Но все вышеперечисленное, по его мнению, выглядело неубедительным, поскольку
следствием и судом неоткрыто; и подсудимый Де-Гекверен в том не признался. Сама же Г-жа Пушкина по сему предмету совсем не была спрошена.
Вслед за другими командирами он просил для Дантеса «разжаловать в рядовые до отличной выслуги», а для Данзаса «оштрафовать его содержанием в крепости четыре месяца».
Последним высказал свое мнение командующий отдельного гвардейского корпуса генерал-адъютант Бистром:
полагаю: поручика Геккерена, лишив чинов и заслуженного им Российского дворянского достоинства, определить на службу рядовым в войска Отдельного Кавказского корпуса впредь до отличной выслуги; предварительно же отправления его на Кавказ, выдержать в крепости в каземате шесть месяцев, так как относительно его, нет в виду ни каких заслуживающих снисхождения обстоятельств, ибо письмо камергера Пушкина к посланнику барону Геккерену, с выражениями весьма оскорбительными для чести обоих Геккеренов, при строгом воспрещении дуэли, не могло давать право на таковое противузаконное самоуправие; впрочем, всякое рассуждение о семь письме, без объяснения Пушкина, было бы одностороннее, и в особенности если взять в соображение, что заключающаяся в том письме чрезвычайная дерзость, не могла быть написана без чрезвычайной же причины, которая токмо слабо объясняется показанием подполковника Данзаса и сознанием самого поручика Геккерена, что выражения его в записках к жене Пушкина, могли возродить в семь последнем щекотливость как мужа[755].

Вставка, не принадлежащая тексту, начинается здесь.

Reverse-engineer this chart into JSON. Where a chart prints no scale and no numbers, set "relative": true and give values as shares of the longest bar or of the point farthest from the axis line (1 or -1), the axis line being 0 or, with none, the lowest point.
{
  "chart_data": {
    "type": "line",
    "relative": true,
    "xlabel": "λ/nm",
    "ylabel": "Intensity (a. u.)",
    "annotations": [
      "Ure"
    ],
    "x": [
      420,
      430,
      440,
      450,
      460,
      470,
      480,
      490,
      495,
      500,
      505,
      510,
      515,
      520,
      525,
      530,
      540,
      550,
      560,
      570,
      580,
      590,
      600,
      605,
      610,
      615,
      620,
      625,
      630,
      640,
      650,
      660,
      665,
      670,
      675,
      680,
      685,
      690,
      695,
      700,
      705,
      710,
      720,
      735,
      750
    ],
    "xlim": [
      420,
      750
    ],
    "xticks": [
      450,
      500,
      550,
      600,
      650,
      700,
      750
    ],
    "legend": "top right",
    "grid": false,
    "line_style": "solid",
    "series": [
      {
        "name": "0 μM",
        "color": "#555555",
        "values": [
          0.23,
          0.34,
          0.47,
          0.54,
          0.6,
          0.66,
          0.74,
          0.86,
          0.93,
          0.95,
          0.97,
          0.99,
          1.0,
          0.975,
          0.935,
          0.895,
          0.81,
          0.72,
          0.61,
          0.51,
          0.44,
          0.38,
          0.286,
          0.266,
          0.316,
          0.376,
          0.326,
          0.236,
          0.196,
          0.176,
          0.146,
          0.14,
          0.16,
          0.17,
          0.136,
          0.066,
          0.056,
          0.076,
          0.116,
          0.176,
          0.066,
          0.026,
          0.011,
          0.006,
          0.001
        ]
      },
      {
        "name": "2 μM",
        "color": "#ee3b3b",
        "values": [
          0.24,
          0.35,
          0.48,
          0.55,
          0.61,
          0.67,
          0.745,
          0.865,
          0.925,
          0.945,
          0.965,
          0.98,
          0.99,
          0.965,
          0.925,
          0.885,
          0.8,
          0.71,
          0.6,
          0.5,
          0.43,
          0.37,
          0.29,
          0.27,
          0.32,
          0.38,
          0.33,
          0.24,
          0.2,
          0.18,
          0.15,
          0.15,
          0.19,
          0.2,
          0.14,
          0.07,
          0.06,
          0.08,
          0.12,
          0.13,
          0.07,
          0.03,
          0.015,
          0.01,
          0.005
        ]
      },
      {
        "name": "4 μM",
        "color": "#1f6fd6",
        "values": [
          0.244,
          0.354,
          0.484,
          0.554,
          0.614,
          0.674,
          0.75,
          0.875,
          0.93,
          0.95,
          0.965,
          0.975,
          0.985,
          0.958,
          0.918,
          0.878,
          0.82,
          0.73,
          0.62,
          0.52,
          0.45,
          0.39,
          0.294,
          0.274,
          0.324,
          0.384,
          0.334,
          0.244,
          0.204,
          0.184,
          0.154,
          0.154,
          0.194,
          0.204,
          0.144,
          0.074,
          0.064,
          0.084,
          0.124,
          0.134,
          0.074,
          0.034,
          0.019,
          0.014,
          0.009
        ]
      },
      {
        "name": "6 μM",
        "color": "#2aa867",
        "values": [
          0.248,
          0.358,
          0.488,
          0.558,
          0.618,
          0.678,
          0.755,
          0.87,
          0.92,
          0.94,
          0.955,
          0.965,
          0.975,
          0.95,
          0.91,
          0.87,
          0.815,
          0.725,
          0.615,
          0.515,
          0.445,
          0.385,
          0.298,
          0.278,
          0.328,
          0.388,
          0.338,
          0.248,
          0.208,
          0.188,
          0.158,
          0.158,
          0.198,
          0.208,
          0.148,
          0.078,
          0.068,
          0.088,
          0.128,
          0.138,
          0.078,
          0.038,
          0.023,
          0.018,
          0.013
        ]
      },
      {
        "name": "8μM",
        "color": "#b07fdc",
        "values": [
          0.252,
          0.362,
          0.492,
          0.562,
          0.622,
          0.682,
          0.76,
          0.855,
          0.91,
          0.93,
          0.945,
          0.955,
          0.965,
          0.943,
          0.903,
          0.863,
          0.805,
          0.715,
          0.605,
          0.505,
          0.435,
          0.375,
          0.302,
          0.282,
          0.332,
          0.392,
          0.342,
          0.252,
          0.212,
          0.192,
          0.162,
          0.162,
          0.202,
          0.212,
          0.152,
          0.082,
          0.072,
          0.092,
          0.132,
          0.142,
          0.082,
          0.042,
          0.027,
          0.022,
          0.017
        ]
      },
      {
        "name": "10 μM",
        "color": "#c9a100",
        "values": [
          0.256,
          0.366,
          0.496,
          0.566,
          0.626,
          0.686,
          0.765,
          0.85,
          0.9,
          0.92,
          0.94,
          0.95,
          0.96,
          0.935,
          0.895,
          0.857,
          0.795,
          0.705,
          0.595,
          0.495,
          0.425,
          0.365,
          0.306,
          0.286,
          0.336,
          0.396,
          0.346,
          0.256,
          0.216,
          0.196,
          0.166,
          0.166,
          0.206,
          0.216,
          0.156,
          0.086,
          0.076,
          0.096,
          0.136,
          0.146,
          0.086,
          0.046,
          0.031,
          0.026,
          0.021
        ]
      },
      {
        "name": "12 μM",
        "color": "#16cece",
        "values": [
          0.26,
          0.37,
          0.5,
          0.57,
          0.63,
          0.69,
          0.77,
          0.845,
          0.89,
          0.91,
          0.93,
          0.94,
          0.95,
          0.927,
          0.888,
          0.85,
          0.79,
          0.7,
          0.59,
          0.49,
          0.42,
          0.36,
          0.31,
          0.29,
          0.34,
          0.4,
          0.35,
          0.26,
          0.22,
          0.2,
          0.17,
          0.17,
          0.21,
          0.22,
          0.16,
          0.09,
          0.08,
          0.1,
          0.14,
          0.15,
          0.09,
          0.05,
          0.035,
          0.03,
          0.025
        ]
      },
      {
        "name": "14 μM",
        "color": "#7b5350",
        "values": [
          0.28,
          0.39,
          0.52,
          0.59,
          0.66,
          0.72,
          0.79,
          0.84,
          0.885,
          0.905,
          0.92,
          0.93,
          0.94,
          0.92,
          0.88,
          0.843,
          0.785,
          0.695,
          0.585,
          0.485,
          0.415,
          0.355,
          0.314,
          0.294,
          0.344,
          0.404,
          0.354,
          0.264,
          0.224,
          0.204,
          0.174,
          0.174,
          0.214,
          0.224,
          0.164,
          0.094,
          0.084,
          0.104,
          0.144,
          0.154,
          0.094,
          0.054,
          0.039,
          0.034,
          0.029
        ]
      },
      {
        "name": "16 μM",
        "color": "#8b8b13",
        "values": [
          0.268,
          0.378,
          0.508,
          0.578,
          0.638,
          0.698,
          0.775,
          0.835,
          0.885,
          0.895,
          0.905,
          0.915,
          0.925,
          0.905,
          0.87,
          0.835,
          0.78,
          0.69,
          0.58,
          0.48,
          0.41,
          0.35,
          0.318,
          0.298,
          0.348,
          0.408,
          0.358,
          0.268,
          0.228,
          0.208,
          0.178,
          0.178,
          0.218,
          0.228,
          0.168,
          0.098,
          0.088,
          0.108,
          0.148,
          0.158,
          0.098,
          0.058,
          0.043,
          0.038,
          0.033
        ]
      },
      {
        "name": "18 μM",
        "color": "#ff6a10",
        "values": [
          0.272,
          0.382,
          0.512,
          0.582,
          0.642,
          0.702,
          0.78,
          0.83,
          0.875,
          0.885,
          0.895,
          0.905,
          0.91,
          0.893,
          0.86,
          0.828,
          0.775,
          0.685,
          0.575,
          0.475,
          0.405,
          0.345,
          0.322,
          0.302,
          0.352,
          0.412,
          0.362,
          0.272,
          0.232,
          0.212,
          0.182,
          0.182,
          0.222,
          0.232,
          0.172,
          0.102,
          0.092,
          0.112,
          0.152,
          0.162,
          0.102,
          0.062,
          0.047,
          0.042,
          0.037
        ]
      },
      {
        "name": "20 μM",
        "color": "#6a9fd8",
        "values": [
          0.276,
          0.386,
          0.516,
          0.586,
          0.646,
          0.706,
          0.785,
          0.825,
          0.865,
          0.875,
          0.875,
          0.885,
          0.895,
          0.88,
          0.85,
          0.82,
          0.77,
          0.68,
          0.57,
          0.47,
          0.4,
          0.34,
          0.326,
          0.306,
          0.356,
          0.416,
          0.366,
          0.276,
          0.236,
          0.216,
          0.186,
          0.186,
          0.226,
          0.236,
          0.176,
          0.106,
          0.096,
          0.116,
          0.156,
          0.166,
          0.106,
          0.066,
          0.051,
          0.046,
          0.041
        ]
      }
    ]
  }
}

Бистром был прав – суд не обнаружил никаких доказательств вины Дантеса и его приемного отца. Откровенность кавалергарда сыграла с ним злую шутку. Промолчи он, что в записочках содержались фразы, способные вызвать у Пушкина «щекотливость как мужа» - судьям и отцам-командирам не на чем было бы строить обвинение! Но, похоже, истина в этом деле никого не интересовала. Отношение к кавалергарду уже было предопределено высочайшим повелением.
Тем временем, аудиторский департамент решил разобраться с придворным званием Пушкина. На запрос от 16 марта был получен отчет, что
умерший 29-го прошедшего генваря титулярный советник Александр Пушкин состоял при Высочайшем Дворе в звании камер-юнкера[756].

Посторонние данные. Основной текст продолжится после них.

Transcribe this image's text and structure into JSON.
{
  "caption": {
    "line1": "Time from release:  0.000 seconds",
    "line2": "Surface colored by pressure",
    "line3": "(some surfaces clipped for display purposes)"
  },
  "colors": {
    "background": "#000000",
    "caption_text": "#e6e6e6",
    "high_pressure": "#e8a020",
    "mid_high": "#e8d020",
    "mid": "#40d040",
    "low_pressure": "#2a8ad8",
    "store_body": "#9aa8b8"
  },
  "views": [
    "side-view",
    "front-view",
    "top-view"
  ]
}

Составляя Существо дела чиновник Аудиторского департамента во многом повторял выписку Суда, но в более юридически корректных и уточненных выражениях. Например, относительно Натальи Николавны здесь было сказано:
Военно-судная Коммисия …нашла дело довольно ясным, то дабы без причины не оскорбить г-жу Пушкину требованием изложенных в рапорте Аудитора Маслова объяснений, - определила: приобщив упомянутый рапорт к делу, привесть оное к окончанию.[757]
Нашла дело довольно ясным! Между тем, в Сентенции суда и аудиторском Существе дела анонимка, как одна из причин дуэли, не была даже упомянута. Вся вина возлагалась на «семейные неприятности» и оскорбительное письмо Пушкина.